Sasa kurilensis bekommt das Wetter auch sehr gut, sie sieht nach den Winterschäden wieder topp aus. 
Die beiden Pflanzen sind auch ca. 30cm höher als letztes Jahr. Allerdings mussten zahlreiche tote Blätter herausgeschnitten werden.
Im hintersten Teil des Gartens: Weitere Farne, Efeu und Rhododendron. 
Die Yucca-Gruppe im sonnigeren Teil des Hintergartens. Links die langsam wieder ergrünende kleine Trachycarpus wagnerianus.
Phyllostachys vivax aureocaulis hat nach den Halm- und Blattschäden vom Winter nur einen spärlichen Austrieb hervorgebracht. Die Althalme sind nicht vollständig wieder beblättert. Insgesamt ist das doch sehr enttäuschend. Da kann man nur auf das nächstes Jahr hoffen.
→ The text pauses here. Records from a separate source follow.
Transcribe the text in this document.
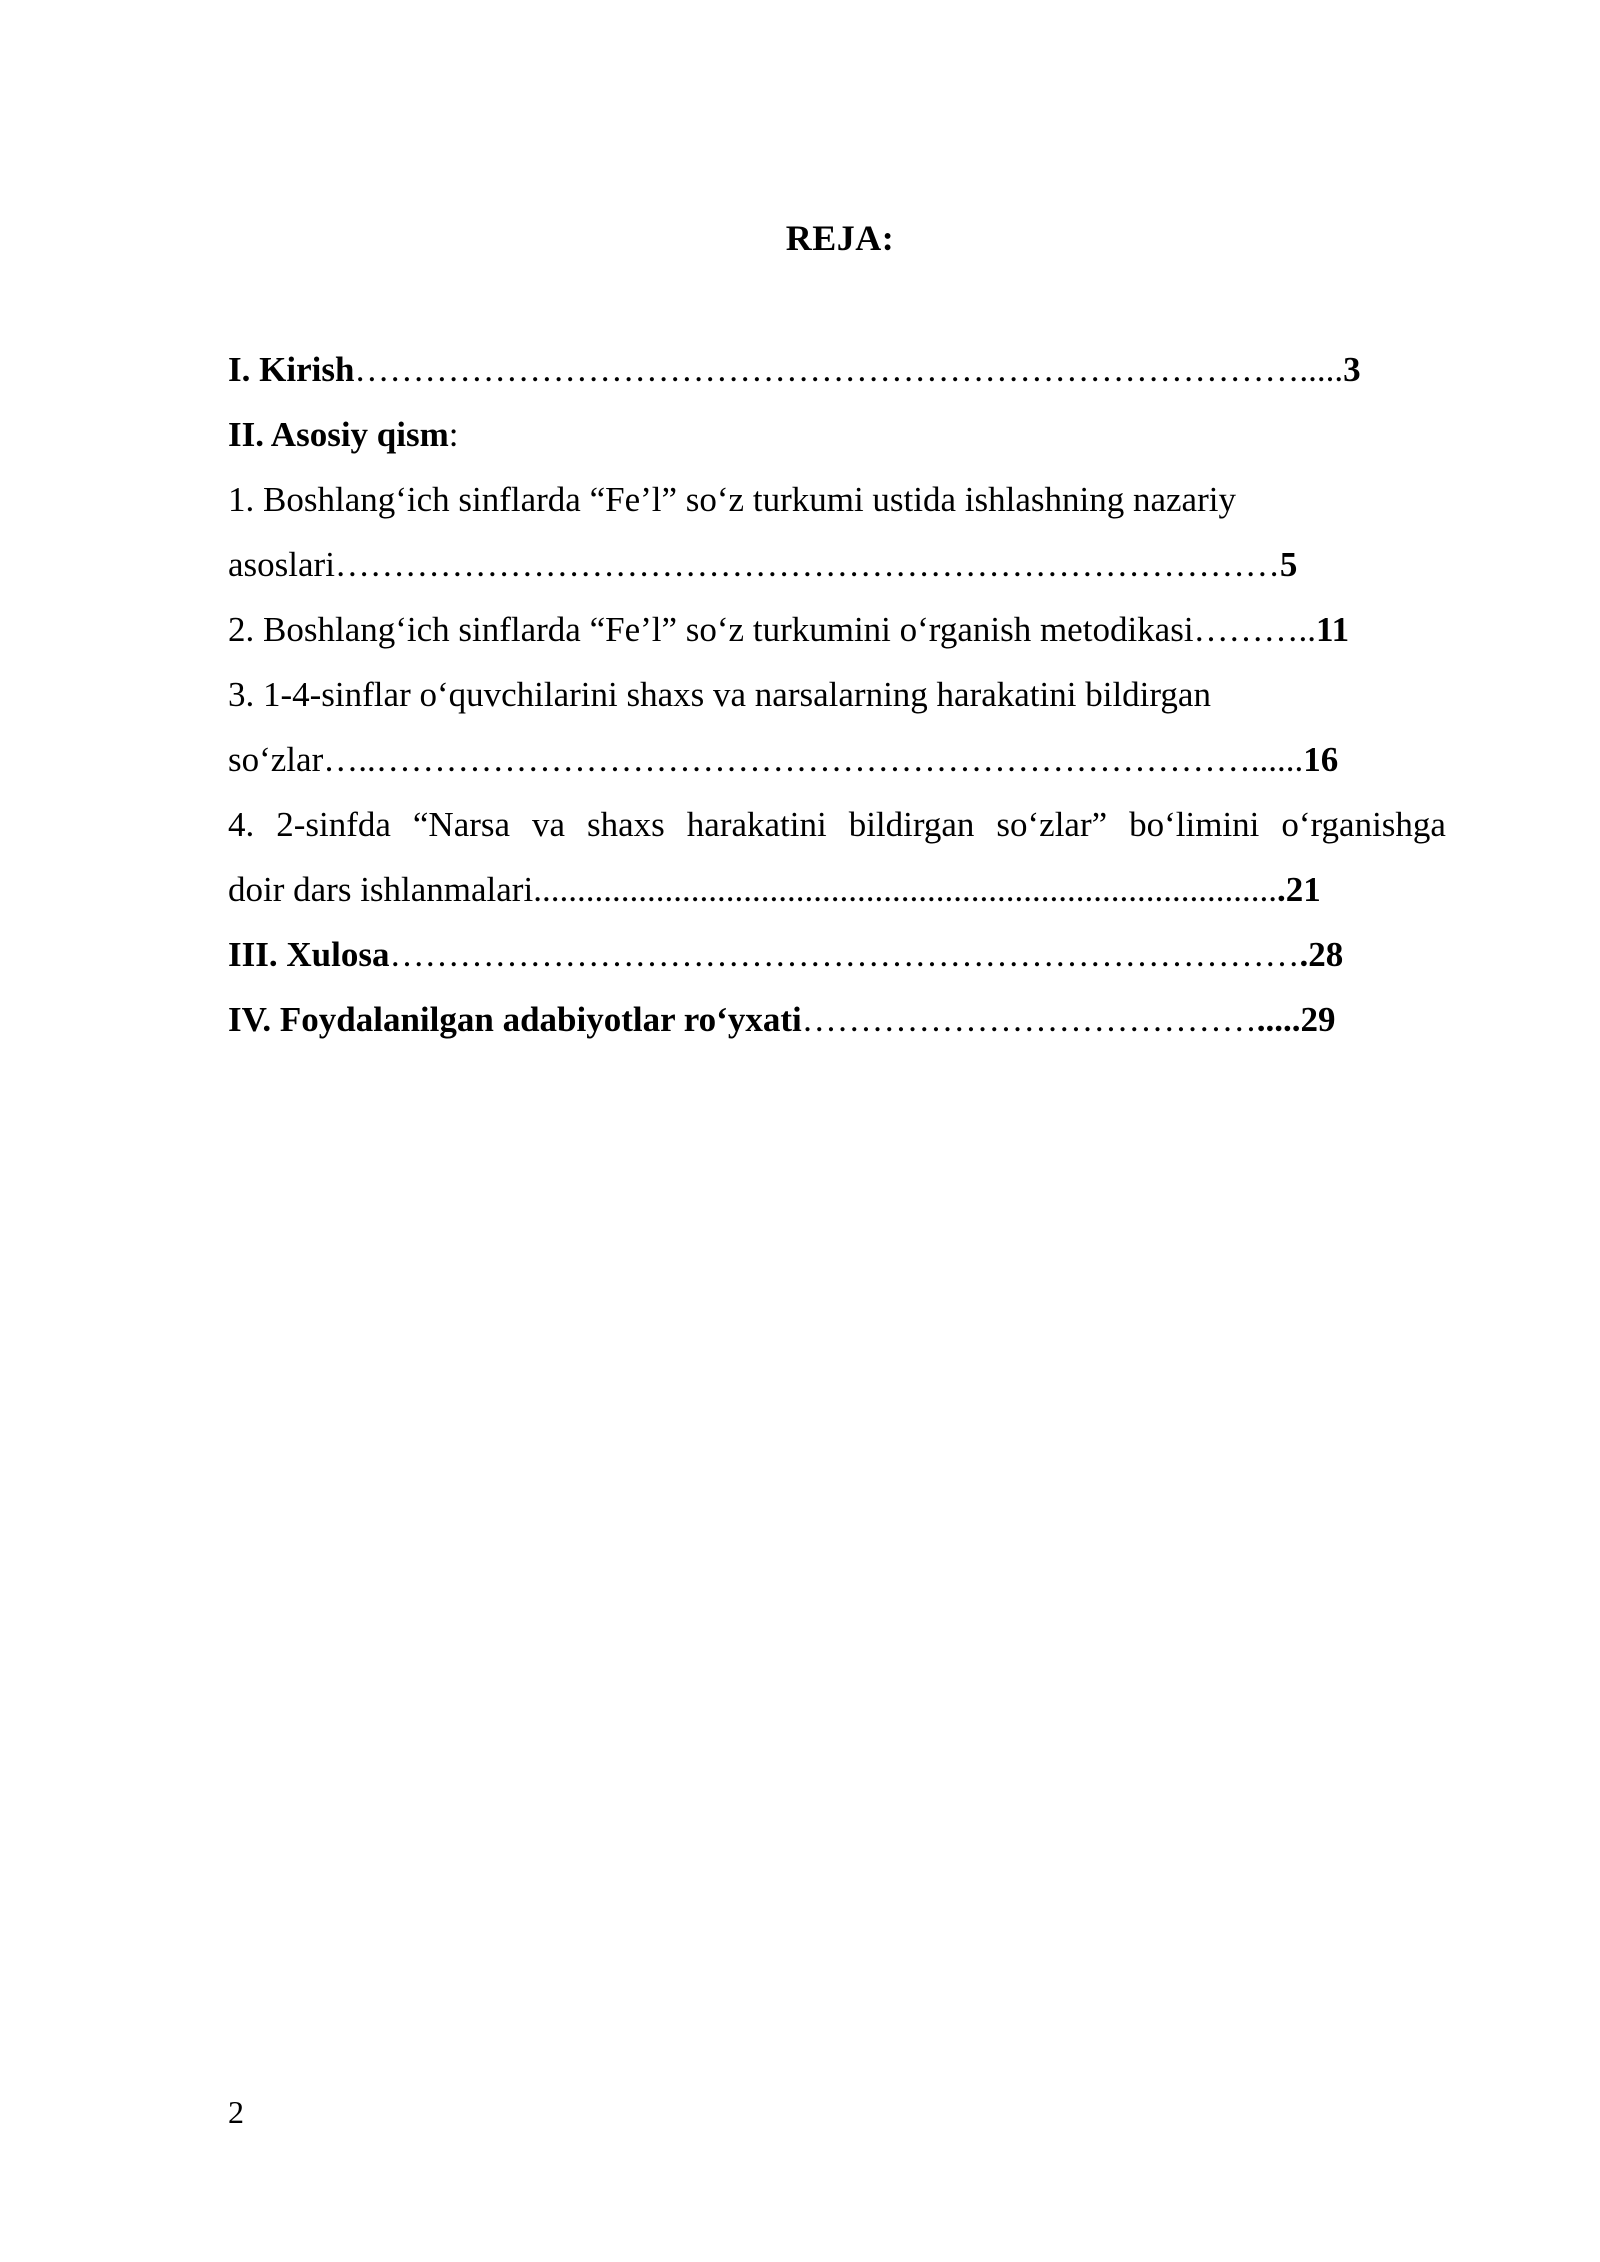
REJA:
I. Kirish……………………………………………………………………….....3
II. Asosiy qism:
1. Boshlang‘ich sinflarda “Fe’l” so‘z turkumi ustida ishlashning nazariy
asoslari………………………………………………………………………5
2. Boshlang‘ich sinflarda “Fe’l” so‘z turkumini o‘rganish metodikasi………..11
3. 1-4-sinflar o‘quvchilarini shaxs va narsalarning harakatini bildirgan
so‘zlar…..…………………………………………………………………......16
4. 2-sinfda “Narsa va shaxs harakatini bildirgan so‘zlar” bo‘limini o‘rganishga
doir dars ishlanmalari......................................................................................21
III. Xulosa…………………………………………………………………….28
IV. Foydalanilgan adabiyotlar ro‘yxati………………………………….....29
2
Rechts ein Foto vom letzten Jahr zum Vergleich.
Hibanobambusa ist nach kompletten Rückschnitt ca. 50cm kleiner als letztes Jahr, sieht aber doch wieder sehr gut aus.
Pseudosasa japonica ist noch weit von ihrer alten Höhe entfernt. Auch diese Pflanze wurde komplett zurückgeschnitten. Rechts ein Foto direkt nach dem Frost vom Februar diesen Jahres.
Vor dem neuen, ca. 2m hohen Austrieb von Phyllostachys nigra ganz rechts wurde Phyllostachys aureosulca noch mit in die Sperre gepflanzt. Dieser Bambus ist hier in Hamburg deutlich winterhärter. Langfristig wird er wohl den schwarzen Bambus verdrängen. Links noch einzelne Halme von Sasa palmata und im Hintergrund Fatsia japonica.
Die Rückseite vom grünen Phyllostachys aureosulcata unter dem Tetrapanax.
Den Weg ein Stück weiter zurück. Rechts Camellia japonica Ápollo´ vor einer Mahonie ´Winter´s Sun´, die von einem mächtigem Wurmfarn fast vollständig verdeckt wird. Auf der linken Seite Pseudosasa japonica.
Osmunda regalis (Königsfarn) im Vordergrund, dahinter Phyllostachys aureosulcata spectabilis.
Es hätte das Jahr von Musa basjoo werden können: Gut geschützt überstand sie den Winter, mit einem ordentlichen Stamm startete sie im Frühjahr...doch seitdem ist kaum etwas passiert.
Tetrapanax wächst dagegen auch bei Temperaturen unter 20°C sehr ordentlich.